The trio were taken straight to the hospital where Yohan was x-rayed (yep the clavicle was neatly snapped in two with the bone “tenting” into the skin) and told he needed an indecently expensive surgery.

That night we sat around the table of our Warmshower hosts Judith and Pete and discussed the not very appealing options. To get the surgery in St George would mean forking out $20,000 USD for a one hour surgery (WTF). To leave and return to his home country of France would mean driving two hours to Las Vegas, boarding a 16 hour flight to Paris and then taking another train to Nante – all with a bone sticking into his skin.

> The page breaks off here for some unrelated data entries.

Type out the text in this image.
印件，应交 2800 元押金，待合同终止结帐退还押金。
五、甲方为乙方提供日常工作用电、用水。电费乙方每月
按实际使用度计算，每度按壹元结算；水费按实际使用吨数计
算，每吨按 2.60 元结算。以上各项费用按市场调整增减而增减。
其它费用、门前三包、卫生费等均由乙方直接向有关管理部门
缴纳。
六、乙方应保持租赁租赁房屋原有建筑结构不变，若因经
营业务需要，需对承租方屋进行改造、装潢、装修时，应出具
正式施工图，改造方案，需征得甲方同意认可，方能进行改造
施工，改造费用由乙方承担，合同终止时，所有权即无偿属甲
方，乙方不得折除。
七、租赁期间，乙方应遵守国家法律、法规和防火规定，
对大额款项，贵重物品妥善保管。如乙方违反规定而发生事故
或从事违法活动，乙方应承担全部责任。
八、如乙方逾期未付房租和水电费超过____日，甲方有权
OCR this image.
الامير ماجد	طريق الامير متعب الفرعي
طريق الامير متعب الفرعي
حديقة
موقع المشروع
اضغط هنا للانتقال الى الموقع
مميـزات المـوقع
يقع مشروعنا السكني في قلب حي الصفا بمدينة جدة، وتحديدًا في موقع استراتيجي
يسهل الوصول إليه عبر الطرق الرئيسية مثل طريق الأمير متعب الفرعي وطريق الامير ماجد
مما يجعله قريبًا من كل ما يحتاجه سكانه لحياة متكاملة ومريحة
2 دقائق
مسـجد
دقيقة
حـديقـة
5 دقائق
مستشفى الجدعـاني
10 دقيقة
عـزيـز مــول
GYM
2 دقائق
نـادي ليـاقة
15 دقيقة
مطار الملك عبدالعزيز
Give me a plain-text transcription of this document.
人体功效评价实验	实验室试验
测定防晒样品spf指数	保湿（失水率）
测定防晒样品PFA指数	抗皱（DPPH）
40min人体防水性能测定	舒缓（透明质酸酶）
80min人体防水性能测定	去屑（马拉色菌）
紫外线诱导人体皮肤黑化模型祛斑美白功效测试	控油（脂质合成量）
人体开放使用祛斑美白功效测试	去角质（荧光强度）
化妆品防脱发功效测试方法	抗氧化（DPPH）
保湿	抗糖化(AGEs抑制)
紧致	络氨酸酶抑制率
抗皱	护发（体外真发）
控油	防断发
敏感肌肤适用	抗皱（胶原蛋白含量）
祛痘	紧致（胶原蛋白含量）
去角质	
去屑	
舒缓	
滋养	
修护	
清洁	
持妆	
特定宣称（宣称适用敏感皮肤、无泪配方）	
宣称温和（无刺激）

The couple were understandably devastated. Nami wanted to end the trip there and then and have them all fly back to France but Yohan wanted to continue. Flying the three of them home just for the surgery would be a huge cost and yet Nami didn’t want to stay on her own in the States with Yuna while Yohan flew back solo and underwent surgery.

We didn’t want them to finish their trip and give up on this incredible dream and so we proposed a new plan. Why didn’t we drive Yohan to Vegas, get him on a flight to France and then stay with Nami and Yuna until Yohan returned. It would mean skipping the last chunk of the States (we didn’t have the visa time to wait it out in St George and Nami couldn’t cycle with the trailer and all the panniers as the weight was too much (she also didn’t want to fork out a few hundred dollars in insurance to ensure her and Yuna were covered for the remaining weeks).

And so – after tears, talks and many cups of tea we helped our broken friend get back to France, packed up our bike boxes and helped Nami and Yuna take two buses to reach San Diego.

I didn’t feel sad at all about skipping the last two weeks of cycling because somethings were too important – like helping friends continue their trip of a lifetime.